To everyone who might care about this, i've updated the sysbench 
results to latest -tip:

    http://redhat.com/~mingo/misc/bfs-vs-tip-oltp-v2.jpg

This double checks the effects of the various interactivity fixlets 
in the scheduler tree (whose interactivity effects 
mentioned/documented in the various threads on lkml) in the 
throughput space too and they also improved sysbench performance.

Con, i'd also like to thank you for raising general interest in 
scheduler latencies once more by posting the BFS patch. It gave us 
more bugreports upstream and gave us desktop users willing to test 
patches which in turn helps us improve the code. When users choose 
to suffer in silence that is never helpful.

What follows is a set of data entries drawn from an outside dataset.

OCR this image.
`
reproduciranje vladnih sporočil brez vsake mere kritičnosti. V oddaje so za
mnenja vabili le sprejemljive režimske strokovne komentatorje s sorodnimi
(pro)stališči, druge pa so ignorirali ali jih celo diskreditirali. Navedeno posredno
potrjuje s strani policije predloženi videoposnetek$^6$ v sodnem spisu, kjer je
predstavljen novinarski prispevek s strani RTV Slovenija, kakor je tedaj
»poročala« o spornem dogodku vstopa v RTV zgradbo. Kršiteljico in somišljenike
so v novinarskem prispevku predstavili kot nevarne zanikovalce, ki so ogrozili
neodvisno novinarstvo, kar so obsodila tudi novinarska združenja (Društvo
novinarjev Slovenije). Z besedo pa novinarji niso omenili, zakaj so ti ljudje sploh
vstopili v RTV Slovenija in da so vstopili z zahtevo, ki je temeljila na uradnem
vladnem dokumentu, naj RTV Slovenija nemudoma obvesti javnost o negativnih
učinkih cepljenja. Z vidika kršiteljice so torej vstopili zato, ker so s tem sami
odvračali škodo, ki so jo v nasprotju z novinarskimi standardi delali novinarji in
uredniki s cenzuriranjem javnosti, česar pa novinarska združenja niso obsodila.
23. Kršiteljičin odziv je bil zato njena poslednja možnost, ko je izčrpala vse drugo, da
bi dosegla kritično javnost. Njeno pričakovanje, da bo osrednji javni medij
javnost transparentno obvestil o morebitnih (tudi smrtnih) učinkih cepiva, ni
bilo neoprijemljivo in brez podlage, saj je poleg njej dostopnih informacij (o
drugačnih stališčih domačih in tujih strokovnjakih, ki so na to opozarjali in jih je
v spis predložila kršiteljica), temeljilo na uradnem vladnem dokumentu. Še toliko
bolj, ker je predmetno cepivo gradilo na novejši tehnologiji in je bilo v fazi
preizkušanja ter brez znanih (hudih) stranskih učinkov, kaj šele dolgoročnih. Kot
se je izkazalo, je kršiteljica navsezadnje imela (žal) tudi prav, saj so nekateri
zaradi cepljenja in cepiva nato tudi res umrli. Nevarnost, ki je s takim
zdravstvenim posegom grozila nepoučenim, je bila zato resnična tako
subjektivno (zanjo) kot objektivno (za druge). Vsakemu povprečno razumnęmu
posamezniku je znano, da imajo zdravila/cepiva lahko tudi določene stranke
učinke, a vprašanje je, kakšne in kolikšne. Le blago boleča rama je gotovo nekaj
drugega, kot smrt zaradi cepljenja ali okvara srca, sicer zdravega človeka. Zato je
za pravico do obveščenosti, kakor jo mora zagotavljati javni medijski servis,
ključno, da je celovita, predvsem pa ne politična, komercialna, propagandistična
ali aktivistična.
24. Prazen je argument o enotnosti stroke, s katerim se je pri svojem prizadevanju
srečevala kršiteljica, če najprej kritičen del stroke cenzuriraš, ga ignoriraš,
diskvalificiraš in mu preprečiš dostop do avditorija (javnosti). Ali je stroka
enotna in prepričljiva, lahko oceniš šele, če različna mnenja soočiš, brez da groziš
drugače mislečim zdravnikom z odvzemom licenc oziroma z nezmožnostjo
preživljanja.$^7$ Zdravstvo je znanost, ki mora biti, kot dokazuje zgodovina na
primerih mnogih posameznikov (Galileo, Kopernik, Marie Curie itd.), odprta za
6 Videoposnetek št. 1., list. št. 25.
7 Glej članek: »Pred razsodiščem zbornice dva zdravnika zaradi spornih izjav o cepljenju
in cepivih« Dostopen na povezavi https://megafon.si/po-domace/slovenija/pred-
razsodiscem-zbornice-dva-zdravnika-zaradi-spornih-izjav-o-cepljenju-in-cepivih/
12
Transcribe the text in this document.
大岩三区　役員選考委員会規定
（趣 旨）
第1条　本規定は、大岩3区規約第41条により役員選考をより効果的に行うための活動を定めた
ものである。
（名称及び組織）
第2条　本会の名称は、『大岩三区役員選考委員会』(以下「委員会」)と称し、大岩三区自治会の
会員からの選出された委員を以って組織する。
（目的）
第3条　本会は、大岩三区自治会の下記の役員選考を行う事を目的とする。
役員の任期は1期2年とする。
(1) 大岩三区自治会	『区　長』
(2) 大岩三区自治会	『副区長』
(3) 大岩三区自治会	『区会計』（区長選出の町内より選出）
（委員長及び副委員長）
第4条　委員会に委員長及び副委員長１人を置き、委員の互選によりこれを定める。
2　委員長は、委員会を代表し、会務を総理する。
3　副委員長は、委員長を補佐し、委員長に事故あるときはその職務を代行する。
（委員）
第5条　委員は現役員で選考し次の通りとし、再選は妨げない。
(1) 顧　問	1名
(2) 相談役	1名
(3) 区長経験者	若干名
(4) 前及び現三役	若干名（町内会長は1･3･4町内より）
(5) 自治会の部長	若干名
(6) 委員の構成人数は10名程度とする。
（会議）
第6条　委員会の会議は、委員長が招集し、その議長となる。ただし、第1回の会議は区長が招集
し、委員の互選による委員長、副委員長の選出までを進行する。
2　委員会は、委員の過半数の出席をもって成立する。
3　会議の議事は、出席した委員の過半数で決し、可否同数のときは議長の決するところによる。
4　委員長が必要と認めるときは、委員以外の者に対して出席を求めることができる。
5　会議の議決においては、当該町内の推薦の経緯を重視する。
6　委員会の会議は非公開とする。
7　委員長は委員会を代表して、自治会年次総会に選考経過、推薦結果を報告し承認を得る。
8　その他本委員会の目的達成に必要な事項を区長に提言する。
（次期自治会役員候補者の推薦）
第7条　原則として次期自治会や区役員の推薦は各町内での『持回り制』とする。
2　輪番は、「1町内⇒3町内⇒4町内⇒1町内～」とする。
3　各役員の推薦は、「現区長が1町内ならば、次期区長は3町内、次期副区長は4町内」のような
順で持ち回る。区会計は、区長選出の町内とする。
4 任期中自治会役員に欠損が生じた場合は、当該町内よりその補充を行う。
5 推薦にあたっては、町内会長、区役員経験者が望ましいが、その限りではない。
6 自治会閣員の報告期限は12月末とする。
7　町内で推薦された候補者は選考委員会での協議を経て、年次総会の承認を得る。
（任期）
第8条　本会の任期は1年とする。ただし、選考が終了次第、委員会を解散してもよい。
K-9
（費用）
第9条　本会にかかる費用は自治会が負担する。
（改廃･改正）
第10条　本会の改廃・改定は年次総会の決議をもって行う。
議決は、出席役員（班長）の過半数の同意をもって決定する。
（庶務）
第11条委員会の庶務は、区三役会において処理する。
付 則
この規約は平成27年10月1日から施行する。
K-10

BFS isnt particularly strong in this graph - from having looked at 
the workload under BFS my impression was that this is primarily due 
to you having cut out much of the sched-domains SMP load-balancer 
code. BFS 'insta-balances' very agressively, which hurts cache 
affine workloads rather visibly.

You might want to have a look at that design detail if you care - 
load-balancing is in significant parts orthogonal to the basic 
design of a fair scheduler.

For example we kept much of the existing load-balancer when we went 
to CFS in v2.6.23 - the fairness engine and the load-balancer are in 
large parts independent units of code and can be improved/tweaked 
separately.

There's interactions, but the concepts are largely separate.